The venous system plays a critical role in the overall circulatory network by facilitating the constriction and dilation of blood vessels, storing large volumes of blood for redistribution, and even regulating cardiac output. However, varicose veins (VV) pose a significant health concern, characterized by abnormally enlarged, twisted, and darkly colored veins primarily affecting the lower limbs [1]. VV occurs as a result of diminished flexibility and weakened valves within the veins, which leads to improper blood flow and subsequent vein dilation. This condition often causes discomfort, pain, skin changes, and the development of ulcers [2], [3], [4].

Hyperspectral imaging (HSI) is an advanced non-invasive optical imaging technique that has the potential to revolutionize medical imaging research and clinical applications. It operates by collecting and analyzing spectral information across the electromagnetic spectrum [5,6]. While HSI typically covers visible wavelengths between 450 and 700 nm, it can also extend into the infrared (>700 nm) and ultraviolet (<450 nm) ranges [7,8]. The advantage of HSI over conventional imaging lies in its ability to provide spectral reflection or absorption characteristics of the imaged object, which are represented as spectral channels within a hypercube of image data.

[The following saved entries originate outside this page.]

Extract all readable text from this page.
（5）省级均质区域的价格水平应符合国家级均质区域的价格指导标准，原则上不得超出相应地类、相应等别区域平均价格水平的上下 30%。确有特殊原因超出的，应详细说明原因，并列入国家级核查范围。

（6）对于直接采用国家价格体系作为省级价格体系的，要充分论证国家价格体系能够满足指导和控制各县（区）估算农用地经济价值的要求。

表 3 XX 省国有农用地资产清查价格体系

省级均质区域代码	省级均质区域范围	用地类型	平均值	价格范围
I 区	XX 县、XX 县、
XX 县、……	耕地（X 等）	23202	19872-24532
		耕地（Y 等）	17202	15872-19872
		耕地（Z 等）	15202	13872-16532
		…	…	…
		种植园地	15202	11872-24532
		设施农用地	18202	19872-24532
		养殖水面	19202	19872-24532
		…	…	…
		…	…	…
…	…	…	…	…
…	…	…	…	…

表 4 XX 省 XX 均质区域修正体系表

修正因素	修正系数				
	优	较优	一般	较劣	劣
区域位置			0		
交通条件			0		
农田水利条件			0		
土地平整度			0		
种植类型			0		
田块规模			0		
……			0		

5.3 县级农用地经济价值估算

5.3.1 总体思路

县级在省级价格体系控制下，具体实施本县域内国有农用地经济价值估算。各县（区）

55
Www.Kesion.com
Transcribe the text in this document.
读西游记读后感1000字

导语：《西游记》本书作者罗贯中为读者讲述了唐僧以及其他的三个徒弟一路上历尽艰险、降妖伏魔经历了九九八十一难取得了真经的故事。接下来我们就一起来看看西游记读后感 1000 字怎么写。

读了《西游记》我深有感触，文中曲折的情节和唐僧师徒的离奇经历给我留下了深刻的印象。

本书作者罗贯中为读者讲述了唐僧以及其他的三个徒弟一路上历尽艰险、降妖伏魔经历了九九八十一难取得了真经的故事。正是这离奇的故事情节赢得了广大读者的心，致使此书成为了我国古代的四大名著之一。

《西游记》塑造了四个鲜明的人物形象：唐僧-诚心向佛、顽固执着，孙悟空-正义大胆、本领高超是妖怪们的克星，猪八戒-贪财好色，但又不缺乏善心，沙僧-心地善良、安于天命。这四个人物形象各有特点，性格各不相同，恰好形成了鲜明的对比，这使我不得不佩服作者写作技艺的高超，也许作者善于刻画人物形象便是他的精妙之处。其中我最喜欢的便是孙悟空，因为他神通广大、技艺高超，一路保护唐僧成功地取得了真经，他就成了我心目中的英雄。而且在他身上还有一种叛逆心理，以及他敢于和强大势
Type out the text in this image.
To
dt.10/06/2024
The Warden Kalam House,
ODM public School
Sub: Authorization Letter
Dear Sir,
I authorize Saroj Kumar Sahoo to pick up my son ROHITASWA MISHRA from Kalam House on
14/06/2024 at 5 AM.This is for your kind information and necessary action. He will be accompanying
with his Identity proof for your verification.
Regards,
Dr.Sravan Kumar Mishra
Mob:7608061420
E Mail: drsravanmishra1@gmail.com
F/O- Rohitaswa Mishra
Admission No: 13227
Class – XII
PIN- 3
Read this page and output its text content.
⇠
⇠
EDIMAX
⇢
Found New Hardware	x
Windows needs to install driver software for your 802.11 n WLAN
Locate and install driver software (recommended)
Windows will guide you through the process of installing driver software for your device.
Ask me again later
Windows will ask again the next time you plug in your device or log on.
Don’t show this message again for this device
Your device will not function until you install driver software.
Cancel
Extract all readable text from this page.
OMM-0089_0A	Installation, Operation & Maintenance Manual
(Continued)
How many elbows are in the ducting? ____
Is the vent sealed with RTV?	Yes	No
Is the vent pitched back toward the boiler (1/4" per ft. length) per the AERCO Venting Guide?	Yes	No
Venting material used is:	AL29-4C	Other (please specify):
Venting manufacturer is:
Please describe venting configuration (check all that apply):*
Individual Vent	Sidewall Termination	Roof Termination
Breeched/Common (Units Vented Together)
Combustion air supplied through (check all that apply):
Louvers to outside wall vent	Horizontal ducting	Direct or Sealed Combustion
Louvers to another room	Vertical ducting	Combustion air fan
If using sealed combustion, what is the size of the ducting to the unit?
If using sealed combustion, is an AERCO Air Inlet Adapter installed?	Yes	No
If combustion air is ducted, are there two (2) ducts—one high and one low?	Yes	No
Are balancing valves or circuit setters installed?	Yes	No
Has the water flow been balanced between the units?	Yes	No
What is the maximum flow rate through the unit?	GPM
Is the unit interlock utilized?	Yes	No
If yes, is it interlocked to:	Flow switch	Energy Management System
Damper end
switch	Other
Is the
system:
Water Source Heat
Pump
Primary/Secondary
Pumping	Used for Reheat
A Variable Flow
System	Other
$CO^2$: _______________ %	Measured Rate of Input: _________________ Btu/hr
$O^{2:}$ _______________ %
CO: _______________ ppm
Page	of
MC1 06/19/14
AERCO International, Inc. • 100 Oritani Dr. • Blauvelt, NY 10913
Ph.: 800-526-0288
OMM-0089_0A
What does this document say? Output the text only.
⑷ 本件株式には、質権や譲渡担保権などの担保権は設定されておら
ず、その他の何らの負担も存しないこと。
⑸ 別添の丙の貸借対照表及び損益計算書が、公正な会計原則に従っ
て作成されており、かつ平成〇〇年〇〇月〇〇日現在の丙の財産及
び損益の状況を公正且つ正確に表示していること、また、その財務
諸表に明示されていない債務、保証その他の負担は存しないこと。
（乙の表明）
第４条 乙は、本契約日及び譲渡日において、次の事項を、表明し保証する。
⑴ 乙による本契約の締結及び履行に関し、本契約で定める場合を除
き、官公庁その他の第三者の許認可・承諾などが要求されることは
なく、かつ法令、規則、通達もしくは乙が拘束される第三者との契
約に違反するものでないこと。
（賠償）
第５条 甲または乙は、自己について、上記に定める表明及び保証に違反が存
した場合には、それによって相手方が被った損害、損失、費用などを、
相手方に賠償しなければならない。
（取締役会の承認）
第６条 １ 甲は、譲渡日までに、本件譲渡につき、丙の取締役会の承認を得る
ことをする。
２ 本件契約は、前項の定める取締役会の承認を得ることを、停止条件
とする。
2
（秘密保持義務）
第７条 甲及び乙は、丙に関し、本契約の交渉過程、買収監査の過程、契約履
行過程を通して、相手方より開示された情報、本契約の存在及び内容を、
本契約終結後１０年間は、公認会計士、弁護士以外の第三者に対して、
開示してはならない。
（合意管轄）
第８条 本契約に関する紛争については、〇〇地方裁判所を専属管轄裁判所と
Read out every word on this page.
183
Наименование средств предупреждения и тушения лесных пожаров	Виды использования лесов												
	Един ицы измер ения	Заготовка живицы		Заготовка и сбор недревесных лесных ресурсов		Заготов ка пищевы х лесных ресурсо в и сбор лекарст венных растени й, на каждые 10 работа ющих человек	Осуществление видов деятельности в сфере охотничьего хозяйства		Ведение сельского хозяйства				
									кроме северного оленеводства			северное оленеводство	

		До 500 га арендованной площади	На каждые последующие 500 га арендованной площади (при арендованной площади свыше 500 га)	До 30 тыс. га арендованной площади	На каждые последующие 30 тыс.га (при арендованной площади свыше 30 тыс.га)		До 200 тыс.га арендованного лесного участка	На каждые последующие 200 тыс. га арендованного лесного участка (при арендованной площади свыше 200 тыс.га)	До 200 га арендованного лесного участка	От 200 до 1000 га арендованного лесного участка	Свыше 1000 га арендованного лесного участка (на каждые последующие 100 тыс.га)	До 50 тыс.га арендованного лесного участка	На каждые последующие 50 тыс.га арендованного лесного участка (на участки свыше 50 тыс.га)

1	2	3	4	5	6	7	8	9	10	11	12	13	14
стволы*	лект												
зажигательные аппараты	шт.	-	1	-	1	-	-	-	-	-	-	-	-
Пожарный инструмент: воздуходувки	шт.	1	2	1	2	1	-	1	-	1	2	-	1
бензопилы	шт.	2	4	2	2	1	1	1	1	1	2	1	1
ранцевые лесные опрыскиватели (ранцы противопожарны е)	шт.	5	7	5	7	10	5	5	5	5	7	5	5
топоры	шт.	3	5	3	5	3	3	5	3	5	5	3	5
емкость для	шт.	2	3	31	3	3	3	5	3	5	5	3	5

Previous studies have successfully utilized HSI for various medical applications the disease studied (prostate [9], ovaries [10], breast [11], tongue cancer [12], skin and lung cancer [13] or oral cancer [14]), and the applied processing methods to analyze the HS data (as in the application to larynx cancer [15]). Hyperspectral brain cancer imaging classification PLOS, including pathological slide imaging, liver thermal monitoring following radiofrequency ablation, breast cancer detection, and the determination of oxygen levels in blood ex vivo. These studies demonstrated promising sensitivity and specificity in detecting and characterizing these conditions using HSI [16], [17], [18], [19], [20], [21], [22].

The objective of this study is to evaluate the performance of a narrow band filter hyperspectral imaging system to specifically identify varicose veins at 530 nm and the main veins of the lower limbs at 780 nm. By employing quantitative phase analysis and a k-means clustering algorithm, we hypothesize that image processing techniques can accurately differentiate varicose veins from normal veins in an automated fashion. This approach holds the potential for both semi-automated detection using k-means clustering and fully automated detection using quantitative phase clustering [23], [24], [25], [26], [27], [28], [29], [30], [31], [32], [33], [34].

In summary, this research aims to leverage the capabilities of hyperspectral imaging combined with image processing algorithms to effectively identify and delineate varicose veins in the lower limbs. The potential benefits include improved diagnostic accuracy, treatment planning, and overall patient care in the field of vascular medicine.